Eyetracking Experiment and Attention Maps
Subjects.
Seventy-nine University of South Carolina undergraduate students with normal or corrected-to-normal vision participated in the experiment. All subjects were naive concerning the purposes of the experiment and provided informed consent as approved by the University of South Carolina Institutional Review Board. In Matlab, the eye movement data from each subject was inspected for excessive artifacts caused by blinks or loss of calibration due to incidental movement by examining the mean percent of signal across all trials. Fourteen subjects with less than 75% signal were removed, leaving 65 subjects that were tracked very well (mean signal = 91.74%).
Apparatus.
Eye movements were recorded with an EyeLink 1000+ tower mount eyetracker (spatial resolution 0.01) sampling at 1000 Hz. Subjects sat 90 cm away from a 21” monitor, so that scenes subtended approximately 33°x25° of visual angle. Head movements were minimized using a chin and forehead rest. Although viewing was binocular, eye movements were recorded from the right eye.
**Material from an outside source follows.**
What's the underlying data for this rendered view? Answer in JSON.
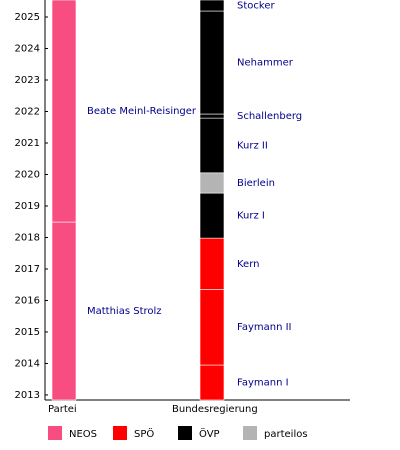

The experiment was controlled with SR Research Experiment Builder software.
Stimuli.
Stimuli consisted of the same 40 digitized photographs of real-world scenes that were used to create the meaning and saliency maps.
Procedure.
Subjects were instructed to memorize each scene in preparation for a later memory test. The memory test was not administered. Each trial began with fixation on a cross at the center of the display for 300 msec. Following central fixation, each scene was presented for 12 seconds while eye movements were recorded. Scenes were presented in the same order across all 79 subjects.
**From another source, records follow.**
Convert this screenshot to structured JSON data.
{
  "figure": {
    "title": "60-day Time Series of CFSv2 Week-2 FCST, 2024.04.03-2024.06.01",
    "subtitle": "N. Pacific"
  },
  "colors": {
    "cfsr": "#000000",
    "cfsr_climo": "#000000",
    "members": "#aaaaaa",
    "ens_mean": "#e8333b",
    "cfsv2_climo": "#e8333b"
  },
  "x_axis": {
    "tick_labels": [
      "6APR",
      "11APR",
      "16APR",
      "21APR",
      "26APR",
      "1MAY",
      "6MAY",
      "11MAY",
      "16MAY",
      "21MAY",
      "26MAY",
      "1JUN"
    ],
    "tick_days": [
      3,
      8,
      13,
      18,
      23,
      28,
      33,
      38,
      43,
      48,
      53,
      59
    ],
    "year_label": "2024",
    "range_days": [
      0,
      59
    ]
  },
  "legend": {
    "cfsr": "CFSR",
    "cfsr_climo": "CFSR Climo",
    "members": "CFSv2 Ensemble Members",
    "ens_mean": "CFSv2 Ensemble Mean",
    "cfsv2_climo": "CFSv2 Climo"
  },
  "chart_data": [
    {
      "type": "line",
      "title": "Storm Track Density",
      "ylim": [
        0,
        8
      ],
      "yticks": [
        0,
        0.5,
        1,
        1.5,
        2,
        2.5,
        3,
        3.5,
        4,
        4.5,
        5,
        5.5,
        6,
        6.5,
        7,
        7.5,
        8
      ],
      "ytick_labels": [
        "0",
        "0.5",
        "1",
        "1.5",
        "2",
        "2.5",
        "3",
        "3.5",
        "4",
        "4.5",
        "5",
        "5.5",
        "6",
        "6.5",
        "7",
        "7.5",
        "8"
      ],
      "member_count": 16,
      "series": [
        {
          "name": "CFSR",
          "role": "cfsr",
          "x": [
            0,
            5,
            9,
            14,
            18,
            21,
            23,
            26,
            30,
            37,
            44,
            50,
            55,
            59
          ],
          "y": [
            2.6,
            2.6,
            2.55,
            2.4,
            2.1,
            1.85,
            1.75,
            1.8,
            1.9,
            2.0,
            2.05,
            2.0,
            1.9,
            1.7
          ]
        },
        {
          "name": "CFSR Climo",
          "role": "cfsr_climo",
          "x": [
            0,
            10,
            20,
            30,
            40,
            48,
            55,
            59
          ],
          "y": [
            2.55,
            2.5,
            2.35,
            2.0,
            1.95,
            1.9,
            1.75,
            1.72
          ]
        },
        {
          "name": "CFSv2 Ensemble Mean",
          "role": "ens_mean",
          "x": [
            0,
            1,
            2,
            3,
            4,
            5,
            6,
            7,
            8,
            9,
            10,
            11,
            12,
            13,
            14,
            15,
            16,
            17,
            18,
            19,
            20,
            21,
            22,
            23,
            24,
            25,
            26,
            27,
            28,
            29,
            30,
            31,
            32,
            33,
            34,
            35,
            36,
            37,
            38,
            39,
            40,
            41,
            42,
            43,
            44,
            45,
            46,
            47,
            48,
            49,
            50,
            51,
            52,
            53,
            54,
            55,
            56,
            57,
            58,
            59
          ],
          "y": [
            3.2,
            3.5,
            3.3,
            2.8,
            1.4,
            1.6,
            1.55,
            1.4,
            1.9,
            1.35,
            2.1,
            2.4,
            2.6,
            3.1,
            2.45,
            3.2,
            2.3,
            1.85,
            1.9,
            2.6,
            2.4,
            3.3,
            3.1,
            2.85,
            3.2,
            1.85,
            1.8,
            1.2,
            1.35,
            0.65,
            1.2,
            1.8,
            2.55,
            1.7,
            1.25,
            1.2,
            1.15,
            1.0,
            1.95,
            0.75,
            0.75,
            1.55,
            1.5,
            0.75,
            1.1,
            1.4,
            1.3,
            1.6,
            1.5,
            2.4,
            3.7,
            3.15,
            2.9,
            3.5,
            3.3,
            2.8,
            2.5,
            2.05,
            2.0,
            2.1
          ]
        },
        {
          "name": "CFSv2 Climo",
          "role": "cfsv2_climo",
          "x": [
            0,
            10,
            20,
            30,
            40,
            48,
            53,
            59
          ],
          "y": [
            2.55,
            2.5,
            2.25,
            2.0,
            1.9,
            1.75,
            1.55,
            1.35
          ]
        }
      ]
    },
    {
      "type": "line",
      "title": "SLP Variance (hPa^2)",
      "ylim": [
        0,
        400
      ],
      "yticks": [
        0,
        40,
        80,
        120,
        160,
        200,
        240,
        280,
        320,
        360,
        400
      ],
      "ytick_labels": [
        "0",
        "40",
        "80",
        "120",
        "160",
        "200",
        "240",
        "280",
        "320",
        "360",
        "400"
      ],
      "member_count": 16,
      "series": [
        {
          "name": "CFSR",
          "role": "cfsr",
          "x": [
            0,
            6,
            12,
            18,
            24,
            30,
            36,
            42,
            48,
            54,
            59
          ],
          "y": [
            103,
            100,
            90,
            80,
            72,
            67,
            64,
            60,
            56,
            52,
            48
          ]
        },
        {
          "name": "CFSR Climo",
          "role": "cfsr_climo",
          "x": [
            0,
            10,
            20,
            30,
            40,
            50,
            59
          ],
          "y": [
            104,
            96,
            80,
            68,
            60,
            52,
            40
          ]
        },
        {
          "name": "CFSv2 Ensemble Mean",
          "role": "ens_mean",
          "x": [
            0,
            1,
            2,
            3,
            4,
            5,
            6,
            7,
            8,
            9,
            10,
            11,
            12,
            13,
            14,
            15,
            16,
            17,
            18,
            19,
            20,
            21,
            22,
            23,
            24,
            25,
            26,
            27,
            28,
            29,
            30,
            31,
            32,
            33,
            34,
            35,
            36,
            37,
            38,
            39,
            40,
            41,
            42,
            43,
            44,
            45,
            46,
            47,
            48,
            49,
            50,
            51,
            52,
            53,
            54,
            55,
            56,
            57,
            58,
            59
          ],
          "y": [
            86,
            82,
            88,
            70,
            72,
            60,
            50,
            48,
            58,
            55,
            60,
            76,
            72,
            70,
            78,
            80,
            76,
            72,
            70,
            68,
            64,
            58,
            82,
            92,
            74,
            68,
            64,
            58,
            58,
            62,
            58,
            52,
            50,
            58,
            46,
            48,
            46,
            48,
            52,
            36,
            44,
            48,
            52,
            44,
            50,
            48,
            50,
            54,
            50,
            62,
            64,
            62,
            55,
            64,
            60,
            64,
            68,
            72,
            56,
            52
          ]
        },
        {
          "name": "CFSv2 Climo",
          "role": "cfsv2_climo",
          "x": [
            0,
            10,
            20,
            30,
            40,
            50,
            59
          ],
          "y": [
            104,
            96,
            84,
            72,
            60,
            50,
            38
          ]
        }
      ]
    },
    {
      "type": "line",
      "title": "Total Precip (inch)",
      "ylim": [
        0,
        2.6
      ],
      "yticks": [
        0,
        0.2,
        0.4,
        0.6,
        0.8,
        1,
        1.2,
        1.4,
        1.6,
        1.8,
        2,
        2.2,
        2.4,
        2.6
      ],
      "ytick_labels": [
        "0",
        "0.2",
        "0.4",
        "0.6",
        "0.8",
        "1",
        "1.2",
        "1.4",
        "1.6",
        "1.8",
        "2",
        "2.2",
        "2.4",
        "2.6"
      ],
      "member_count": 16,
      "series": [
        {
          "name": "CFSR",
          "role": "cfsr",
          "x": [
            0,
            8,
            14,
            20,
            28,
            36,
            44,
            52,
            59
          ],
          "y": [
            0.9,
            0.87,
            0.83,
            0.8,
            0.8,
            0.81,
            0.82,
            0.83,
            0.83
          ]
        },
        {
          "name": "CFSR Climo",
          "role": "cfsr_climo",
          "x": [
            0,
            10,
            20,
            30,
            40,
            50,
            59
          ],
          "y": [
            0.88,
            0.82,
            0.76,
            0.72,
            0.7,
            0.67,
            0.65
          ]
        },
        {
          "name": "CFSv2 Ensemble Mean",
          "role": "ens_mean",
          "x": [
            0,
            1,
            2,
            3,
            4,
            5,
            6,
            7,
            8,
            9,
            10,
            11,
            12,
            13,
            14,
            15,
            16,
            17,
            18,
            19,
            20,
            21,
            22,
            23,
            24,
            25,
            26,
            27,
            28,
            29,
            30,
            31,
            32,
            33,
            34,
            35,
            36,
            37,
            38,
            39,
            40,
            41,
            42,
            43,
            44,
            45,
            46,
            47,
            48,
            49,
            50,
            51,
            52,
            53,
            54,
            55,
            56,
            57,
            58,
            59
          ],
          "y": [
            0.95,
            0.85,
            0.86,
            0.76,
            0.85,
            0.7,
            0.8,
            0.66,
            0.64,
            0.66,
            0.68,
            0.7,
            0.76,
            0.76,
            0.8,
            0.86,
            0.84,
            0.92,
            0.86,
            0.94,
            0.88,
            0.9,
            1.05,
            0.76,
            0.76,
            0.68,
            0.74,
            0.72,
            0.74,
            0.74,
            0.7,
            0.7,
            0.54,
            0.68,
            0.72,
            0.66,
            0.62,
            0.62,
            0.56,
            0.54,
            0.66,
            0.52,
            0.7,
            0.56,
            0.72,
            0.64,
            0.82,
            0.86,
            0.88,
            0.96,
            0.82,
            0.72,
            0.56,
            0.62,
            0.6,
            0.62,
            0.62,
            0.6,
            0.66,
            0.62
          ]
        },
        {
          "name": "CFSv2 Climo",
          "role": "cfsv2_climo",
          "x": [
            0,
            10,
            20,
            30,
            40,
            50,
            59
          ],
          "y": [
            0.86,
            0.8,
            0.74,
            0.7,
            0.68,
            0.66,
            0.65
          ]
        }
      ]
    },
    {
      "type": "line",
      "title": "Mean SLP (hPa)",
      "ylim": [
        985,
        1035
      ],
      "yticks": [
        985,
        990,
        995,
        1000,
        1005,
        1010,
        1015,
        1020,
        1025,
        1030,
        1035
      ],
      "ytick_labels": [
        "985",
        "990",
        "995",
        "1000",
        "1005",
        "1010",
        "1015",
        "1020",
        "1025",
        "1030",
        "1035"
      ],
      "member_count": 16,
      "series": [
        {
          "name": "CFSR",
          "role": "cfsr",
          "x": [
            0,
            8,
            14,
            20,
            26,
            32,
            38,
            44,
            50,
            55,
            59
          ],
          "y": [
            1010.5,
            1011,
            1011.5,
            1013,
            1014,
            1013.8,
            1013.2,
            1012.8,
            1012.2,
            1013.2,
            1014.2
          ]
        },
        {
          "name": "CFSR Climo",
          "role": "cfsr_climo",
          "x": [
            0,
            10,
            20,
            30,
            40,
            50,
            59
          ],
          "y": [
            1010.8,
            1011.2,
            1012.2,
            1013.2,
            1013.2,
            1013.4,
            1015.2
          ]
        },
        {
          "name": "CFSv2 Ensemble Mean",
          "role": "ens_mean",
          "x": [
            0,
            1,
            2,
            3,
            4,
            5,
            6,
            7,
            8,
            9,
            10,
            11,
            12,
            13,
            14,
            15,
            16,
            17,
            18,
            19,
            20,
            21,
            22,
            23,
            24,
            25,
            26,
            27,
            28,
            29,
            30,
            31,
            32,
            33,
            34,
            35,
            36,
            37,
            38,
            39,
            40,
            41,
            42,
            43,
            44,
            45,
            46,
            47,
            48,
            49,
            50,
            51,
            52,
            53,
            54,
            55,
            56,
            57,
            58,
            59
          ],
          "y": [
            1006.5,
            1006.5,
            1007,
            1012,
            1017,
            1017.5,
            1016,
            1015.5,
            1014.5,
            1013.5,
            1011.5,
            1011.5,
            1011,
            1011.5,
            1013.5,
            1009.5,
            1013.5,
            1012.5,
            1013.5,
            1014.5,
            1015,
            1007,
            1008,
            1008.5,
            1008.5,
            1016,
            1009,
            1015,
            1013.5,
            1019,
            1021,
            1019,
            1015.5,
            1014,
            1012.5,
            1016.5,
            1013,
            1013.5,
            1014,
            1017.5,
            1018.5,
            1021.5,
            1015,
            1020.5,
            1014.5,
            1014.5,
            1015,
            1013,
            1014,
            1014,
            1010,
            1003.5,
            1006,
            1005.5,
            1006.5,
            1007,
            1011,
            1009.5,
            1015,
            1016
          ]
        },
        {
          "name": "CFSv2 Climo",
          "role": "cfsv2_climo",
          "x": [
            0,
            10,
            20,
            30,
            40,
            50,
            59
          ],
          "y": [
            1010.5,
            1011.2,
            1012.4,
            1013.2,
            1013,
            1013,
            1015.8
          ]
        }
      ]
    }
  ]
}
A 13-point calibration procedure was performed at the start of each session to map eye position to screen coordinates. Successful calibration required an average error of less than 0.49° and a maximum error of less than 0.99°. Fixations and saccades were segmented with EyeLink’s standard algorithm using velocity and acceleration thresholds (30/s and 9500°/s).
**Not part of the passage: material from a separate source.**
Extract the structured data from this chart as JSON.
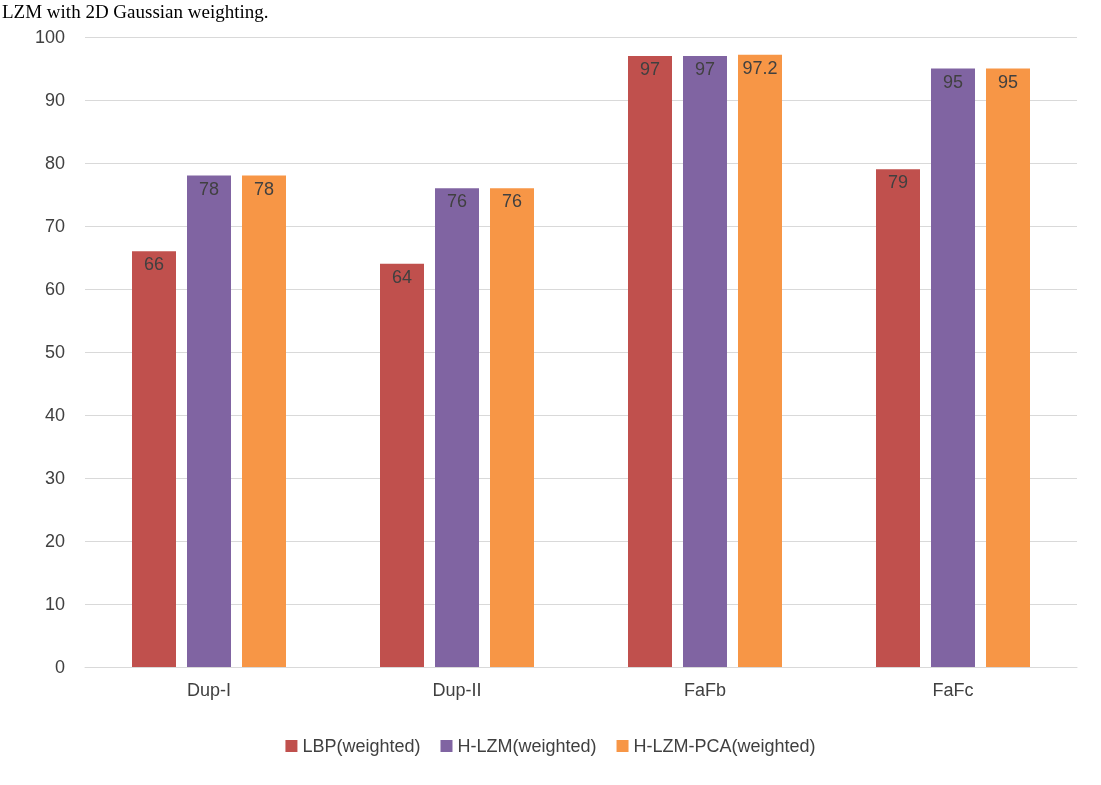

Eye movement data were imported offline into Matlab using the EDFConverter tool. In Matlab, the eye movement data from each participant were inspected for excessive artifacts caused by blinks or loss of calibration due to incidental movement by examining the mean percent of signal across all trials. The first fixation always located at the center of the display as a result of the pretrial fixation period was disgarded.
Attention maps.
Across subjects, for every position (i.e., x,y coordinate pair) within a scene, +1 was accumulated for each fixation, producing a fixation frequency matrix. A Gaussian low pass filter with circular boundary conditions and a cutoff frequency of −6dB was applied to the fixation frequency matrix for each scene to account for foveal acuity and eye tracker error.
Supplementary Material
Acknowledgments
We thank the members of the UC Davis Visual Cognition Research Group for their feedback and comments. This research was partially funded by BCS-1636586 from the National Science Foundation. The funder had no role in study design, data collection and analysis, decision to publish, or preparation of the manuscript.
Footnotes
Data Availability
Scene images, meaning maps, saliency maps, and attention maps for all scene stimuli are shown in the Supplemental Information. The data that support the findings of this study are available from the corresponding author upon reasonable request.
Competing Interests
The authors declare no competing interests.